> Be kind. Don't be snarky. Comments should get more thoughtful and substantive
You think the post I replied to doesn't break (at the very least) that rule? Perhaps if you came down harder on the in-crowd high karma posters, other people wouldn't have to sarcastically thank them for their abuse.
> Your post was downvoted and flagged by legit users.
It was downvoted and flagged as soon as it was posted. So legit users with enough karma to downvote are sitting reloading page 2 threads for new posts half way down the page?
The GP comment was teetering on the edge of that rule, and maybe toppled onto the wrong side. But your comment was way over from the beginning.
I'm not aware of high karma affecting how we do HN moderation. We ask people not to break the rules when we see them breaking the rules. Sometimes we reply to everyone in a thread who did that, but not always—perfect consistency isn't possible. Nor is it necessary, because someone else breaking the rules doesn't make it ok for you to break them: https://hn.algolia.com/?dateRange=all&page=0&prefix=true&que....
> You think the post I replied to doesn't break (at the very least) that rule?
I'm not sure whether it did or not - quick responses (which surely we all make at least sometimes?) aren't always very carefully considered. I'm pretty sure though if challenged I would typically try and make my response to the challenge more thoughtful than my first attempt. I take it this is at least part of the point of the rule: escalation avoidance.
I had no snarky intent, but I can see my expression was (at least) ambiguous. This:
> it wouldn't occur to me however to use my own experience to make a sweeping judgement about what Google does in the large
was intended as a counter to this:
> It's pretty obvious from my ...
ie. I'm saying that what appears 'obvious' from my experience is no guide to what's actually true about the intentions & practises of an enormous and (unhelpfully) opaque organisation like Google. In my haste I didn't express that particularly well, so I'm happy to acknowledge a mea culpa on that score.

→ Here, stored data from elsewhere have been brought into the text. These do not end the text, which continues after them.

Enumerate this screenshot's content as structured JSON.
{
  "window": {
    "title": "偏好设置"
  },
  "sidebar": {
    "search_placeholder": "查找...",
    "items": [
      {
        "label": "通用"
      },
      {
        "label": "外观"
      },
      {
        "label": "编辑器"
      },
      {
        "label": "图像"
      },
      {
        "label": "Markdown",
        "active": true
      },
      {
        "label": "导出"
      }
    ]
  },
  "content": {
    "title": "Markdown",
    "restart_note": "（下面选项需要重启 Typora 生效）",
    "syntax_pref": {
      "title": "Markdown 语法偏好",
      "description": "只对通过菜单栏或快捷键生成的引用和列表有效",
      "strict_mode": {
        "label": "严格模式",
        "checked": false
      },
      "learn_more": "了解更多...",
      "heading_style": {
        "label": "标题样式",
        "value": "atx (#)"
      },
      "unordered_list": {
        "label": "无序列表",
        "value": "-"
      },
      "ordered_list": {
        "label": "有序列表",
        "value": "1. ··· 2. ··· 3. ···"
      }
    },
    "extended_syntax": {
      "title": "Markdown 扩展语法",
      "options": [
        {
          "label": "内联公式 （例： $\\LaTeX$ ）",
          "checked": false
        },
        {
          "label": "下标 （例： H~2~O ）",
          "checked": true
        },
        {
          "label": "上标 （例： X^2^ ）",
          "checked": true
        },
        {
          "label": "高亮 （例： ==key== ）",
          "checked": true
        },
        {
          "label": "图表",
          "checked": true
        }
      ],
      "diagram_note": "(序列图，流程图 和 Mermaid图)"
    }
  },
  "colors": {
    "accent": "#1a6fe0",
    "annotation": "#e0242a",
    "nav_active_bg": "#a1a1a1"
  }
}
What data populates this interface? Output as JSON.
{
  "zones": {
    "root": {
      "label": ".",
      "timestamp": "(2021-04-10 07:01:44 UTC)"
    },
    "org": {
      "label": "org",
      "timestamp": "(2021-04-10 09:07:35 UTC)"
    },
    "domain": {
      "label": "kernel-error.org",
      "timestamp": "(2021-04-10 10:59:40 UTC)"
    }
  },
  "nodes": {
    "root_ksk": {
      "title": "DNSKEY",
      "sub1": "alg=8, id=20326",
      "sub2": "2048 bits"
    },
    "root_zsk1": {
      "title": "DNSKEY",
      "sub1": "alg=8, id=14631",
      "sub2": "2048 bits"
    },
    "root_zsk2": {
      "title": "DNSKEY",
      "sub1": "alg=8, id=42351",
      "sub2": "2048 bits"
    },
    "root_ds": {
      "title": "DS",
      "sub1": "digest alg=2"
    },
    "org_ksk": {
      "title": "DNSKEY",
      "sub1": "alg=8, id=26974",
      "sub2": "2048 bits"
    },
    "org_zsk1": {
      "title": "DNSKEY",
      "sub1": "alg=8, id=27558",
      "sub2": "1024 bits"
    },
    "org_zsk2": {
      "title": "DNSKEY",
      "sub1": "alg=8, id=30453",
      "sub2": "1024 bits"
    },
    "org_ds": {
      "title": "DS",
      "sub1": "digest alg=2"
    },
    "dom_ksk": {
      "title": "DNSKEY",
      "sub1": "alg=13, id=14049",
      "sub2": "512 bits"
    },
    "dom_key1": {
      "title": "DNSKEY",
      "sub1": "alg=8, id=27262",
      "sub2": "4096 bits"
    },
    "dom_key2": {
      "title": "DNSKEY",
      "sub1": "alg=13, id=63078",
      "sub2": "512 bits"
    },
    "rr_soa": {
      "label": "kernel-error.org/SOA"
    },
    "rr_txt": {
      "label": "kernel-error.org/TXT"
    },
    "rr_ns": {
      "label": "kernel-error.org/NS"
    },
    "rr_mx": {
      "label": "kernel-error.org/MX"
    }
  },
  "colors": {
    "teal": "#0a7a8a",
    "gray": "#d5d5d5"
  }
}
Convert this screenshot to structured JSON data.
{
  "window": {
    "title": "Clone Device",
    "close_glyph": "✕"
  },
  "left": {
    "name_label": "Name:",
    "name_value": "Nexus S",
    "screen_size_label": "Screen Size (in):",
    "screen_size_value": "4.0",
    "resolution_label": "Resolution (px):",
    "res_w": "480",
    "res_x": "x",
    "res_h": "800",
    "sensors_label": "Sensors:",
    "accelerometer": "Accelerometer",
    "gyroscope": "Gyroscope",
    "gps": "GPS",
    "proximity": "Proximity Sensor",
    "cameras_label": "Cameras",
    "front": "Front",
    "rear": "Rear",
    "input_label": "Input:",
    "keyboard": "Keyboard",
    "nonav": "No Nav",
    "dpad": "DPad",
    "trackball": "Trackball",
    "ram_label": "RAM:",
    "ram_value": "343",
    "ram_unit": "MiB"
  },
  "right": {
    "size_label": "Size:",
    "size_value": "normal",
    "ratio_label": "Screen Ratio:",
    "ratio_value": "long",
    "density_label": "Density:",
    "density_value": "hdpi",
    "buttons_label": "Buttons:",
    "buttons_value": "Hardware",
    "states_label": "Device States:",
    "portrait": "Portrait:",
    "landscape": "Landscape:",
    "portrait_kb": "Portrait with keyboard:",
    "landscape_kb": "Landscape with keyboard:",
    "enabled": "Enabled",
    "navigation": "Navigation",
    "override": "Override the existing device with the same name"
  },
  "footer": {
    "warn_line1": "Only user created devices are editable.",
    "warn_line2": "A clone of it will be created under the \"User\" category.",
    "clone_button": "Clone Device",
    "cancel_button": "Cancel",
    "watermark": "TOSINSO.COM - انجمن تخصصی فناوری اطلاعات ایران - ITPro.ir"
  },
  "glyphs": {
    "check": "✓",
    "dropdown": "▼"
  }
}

> But your comment was way over from the beginning.
Honestly bemused by this. How is the following single sentence way over the line, other than the parts I quoted (which amount to about half of it)?
So your personal experience does nothing less than illustrate Google's
tracking to an "obvious" degree, but my personal experience is simply
"making a sweeping judgement" and "confusing this with knowledge for the
sake of my own cognitive hygiene".
It's just a simple question asking why their personal experience shows something "obvious" (their word) about Google tracking, whereas mine doesn't.
Thanks for the links to the newcomments/noobcomments
That wasn't a simple question. It was a sarcastic lashing-out. You've omitted your own punch line ("Thanks for clearing that up") in order to make it sound more neutral than it was.
The difference is that the GP was not primarily bilious and was making a point about something else, even if it crossed into personal territory slightly. Your comment was only about how pissed off you were about that. When threads get to this nasty meta place ("so your foo is nothing less than a bar while my baz is simply a bing. thanks for clearing that up"), conversation is dead. Letting downvotes and flags trigger you into adding indignant edits is another tell-tale sign.
I know that it smarts to get burned by another comment and yes, the GP should have been more thoughtful, but users here need to work on metabolizing such feelings rather than just pumping them back into the thread. Otherwise we just end up with nastiness. Anyone who wants to work on themselves in that way is welcome here, but if you don't, please don't comment until you do.